O todo progressivamente mutante não é o ecossistema no qual o humano está inserido e que o excede; o todo é o excedente que transcende as partes existentes e que produz mudanças e a impõe às partes outras, as quais ou se submetem a esta lei, ou são extintas. O todo é o humano-sobre-humanizado que legisla e impõe sua lei às partes, mas que a elas não está submetido. O darwinismo social antropocênico radica-se na lei da sobre-humanidade, a saber, o legislador da justa ordem social que sabe o que é o Bem, o Justo, o Belo e o Verdadeiro, o qual impõe a sua lei como a necessidade do todo sobre cada uma das partes, ainda que o legislador seja a parte transcendente e excessiva. O legislador está sempre na ordem do estado de exceção.


Ademais, podemos dizer que no antropoceno as mudanças sociais, na ecologia humana, não são movimentos naturais resultantes de forças incontroláveis (o que implica dizer em não conhecidas ainda) que excedem o humano. O antropoceno é artificial, tecnológico, é engenharia social. O antropoceno não é uma ação do humano sobre a natureza sub-naturalizando-a, mas uma ação sobre o humano que é naturalizado como um dado na natureza. O humano é uma parte entre as partes que compõem a natureza, enquanto o todo é a sobrenaturalização do sobre-humano que age neste conjunto submetido à totalidade ordenativa.

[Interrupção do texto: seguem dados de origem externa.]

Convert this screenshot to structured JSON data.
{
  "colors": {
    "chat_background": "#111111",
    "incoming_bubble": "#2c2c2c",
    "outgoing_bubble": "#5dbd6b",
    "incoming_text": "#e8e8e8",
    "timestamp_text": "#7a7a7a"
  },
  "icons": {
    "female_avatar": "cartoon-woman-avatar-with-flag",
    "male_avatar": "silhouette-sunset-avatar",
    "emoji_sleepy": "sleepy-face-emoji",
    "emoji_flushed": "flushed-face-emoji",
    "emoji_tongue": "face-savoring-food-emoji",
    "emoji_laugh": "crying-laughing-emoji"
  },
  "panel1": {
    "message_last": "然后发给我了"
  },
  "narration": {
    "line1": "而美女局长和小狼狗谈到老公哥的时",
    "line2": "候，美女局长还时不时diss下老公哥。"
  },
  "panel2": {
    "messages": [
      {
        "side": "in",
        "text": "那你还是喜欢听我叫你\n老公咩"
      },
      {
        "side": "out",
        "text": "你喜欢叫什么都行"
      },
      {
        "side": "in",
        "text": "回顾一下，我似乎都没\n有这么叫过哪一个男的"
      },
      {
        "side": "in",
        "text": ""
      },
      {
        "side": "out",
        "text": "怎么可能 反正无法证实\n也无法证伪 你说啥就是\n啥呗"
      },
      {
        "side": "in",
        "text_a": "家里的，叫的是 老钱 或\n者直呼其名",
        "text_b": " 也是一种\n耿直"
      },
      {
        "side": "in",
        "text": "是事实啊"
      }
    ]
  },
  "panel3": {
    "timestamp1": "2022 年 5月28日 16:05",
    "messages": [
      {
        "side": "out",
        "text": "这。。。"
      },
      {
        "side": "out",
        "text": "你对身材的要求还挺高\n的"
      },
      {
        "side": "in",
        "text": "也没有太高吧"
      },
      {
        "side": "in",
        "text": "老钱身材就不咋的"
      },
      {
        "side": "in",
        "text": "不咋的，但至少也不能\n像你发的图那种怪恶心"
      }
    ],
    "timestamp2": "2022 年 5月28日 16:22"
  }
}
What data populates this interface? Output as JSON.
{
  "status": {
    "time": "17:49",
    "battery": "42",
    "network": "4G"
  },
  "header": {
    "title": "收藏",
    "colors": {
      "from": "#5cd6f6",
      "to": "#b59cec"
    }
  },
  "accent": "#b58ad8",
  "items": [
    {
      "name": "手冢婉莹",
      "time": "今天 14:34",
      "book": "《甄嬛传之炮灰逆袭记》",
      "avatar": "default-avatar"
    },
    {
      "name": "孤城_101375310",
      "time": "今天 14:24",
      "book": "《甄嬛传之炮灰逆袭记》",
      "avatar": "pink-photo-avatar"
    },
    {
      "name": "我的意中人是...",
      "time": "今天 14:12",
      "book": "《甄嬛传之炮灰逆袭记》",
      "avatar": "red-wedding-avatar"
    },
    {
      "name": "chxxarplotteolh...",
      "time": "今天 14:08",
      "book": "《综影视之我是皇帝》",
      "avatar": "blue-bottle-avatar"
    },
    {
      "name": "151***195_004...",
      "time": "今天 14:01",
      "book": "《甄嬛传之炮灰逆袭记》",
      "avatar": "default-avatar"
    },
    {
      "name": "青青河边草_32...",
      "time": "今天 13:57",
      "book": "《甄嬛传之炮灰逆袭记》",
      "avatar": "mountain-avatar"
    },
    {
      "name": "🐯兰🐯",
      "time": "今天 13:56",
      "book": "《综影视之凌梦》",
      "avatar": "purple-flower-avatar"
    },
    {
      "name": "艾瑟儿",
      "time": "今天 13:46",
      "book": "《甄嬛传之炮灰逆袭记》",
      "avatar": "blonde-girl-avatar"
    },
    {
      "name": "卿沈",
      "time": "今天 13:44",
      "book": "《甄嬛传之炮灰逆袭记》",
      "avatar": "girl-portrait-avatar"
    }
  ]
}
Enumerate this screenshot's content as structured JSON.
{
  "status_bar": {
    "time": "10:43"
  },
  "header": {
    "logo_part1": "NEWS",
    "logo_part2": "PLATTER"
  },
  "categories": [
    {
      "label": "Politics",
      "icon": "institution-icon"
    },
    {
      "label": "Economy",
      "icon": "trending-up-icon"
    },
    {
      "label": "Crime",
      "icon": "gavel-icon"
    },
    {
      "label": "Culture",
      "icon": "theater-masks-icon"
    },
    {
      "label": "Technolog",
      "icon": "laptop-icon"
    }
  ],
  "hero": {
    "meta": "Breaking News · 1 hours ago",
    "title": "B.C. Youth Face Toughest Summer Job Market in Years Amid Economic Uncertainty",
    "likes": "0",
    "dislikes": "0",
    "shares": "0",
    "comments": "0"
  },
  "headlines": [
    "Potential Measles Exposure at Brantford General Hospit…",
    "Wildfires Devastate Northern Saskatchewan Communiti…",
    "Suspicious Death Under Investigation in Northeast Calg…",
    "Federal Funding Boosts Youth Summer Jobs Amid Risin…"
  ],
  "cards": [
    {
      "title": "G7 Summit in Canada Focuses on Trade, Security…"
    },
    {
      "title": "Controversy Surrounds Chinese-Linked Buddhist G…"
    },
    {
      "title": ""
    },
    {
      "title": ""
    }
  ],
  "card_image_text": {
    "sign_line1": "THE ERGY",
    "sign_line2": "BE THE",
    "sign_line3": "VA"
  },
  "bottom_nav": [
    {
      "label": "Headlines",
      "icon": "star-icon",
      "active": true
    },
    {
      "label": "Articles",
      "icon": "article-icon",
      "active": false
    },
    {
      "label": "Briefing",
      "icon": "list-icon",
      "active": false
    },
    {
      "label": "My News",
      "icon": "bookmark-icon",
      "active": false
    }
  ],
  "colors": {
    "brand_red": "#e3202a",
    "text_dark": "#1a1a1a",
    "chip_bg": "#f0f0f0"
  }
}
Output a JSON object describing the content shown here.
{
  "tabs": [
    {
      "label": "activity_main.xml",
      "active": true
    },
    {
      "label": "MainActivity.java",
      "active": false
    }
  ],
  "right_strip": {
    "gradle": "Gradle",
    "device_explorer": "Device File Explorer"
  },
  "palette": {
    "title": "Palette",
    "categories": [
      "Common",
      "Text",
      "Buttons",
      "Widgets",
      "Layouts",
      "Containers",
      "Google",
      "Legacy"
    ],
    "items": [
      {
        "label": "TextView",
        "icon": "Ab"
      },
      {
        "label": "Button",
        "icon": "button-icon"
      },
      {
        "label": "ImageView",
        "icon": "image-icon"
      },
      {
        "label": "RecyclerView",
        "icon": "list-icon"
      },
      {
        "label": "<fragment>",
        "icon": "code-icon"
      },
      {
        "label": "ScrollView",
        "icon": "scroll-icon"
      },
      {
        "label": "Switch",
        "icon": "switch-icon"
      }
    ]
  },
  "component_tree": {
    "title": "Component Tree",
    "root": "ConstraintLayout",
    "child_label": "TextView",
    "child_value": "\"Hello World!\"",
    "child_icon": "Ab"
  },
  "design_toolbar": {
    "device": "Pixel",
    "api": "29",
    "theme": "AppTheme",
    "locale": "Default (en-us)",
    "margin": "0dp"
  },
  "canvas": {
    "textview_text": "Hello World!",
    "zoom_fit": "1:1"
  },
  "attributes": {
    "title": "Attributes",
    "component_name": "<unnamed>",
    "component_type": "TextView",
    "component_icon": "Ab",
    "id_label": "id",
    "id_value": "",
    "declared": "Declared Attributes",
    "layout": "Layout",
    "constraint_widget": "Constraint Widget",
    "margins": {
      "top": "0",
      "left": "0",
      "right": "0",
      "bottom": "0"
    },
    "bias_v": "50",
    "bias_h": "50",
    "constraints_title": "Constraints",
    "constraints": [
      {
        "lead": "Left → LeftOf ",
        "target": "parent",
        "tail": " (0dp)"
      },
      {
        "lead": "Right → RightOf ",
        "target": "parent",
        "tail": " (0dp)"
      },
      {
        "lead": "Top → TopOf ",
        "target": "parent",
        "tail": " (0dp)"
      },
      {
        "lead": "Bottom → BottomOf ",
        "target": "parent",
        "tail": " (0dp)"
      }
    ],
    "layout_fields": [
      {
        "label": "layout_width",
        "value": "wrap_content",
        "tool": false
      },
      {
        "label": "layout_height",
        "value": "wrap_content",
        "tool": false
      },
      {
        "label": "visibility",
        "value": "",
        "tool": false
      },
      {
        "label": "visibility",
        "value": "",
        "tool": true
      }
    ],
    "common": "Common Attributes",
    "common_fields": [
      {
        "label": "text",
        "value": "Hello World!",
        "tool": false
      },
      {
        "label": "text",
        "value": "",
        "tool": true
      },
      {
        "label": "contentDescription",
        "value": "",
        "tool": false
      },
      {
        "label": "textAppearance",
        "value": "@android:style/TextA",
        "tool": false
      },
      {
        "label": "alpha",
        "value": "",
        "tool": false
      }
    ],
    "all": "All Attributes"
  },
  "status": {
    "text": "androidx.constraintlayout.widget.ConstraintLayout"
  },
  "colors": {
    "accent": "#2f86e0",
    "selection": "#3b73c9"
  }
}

O todo não é a soma das partes mais o excedente que lhe confere significado, sentido e ordem; o todo é o excedente que legisla sobre a soma das partes ditando-lhes a lei: o todo é o legislador. O legislador diz: não há partes sem o todo e o todo diz a cada parte se tal tem legítima de existência. A existência está subsumida à adaptabilidade da parte à lei, a necessidade imposta pelo todo. A totalidade impõe a necessidade de mudanças e extingue os ineptos: tanto não tem as competências adaptativas para a nova ecologia e, sobretudo, se recusa a adaptação.


Assim, ambos os darwinismos sociais partem da liberdade como ausência de coação externa sobre o mais forte, mutatis mutandis, o legislador; ambos os darwinismos sociais ordenam o que chama de todo, enquanto são sub-partes, impondo sua lei como necessidade; tal lei exige adaptabilidade das partes indistintas, contudo hierarquizadas, ao ordenamento necessário; os ineptos (os que não têm competências e os que se recusarem à adaptação), serão excluídos da ecologia, isto é, sofrerão as consequências da extinção forçada pelo antropoceno.


A diferença dos dois modelos é de ordem filosófica: quem vem primeiro, a práxis ou o pensamento? A economia ou a política? As ciências econômicas ou as ciências sociais? Os ricos ou os intelectuais? A política econômica ou a teologia política? Quem tem a primazia e a competência originária de impor sua lei?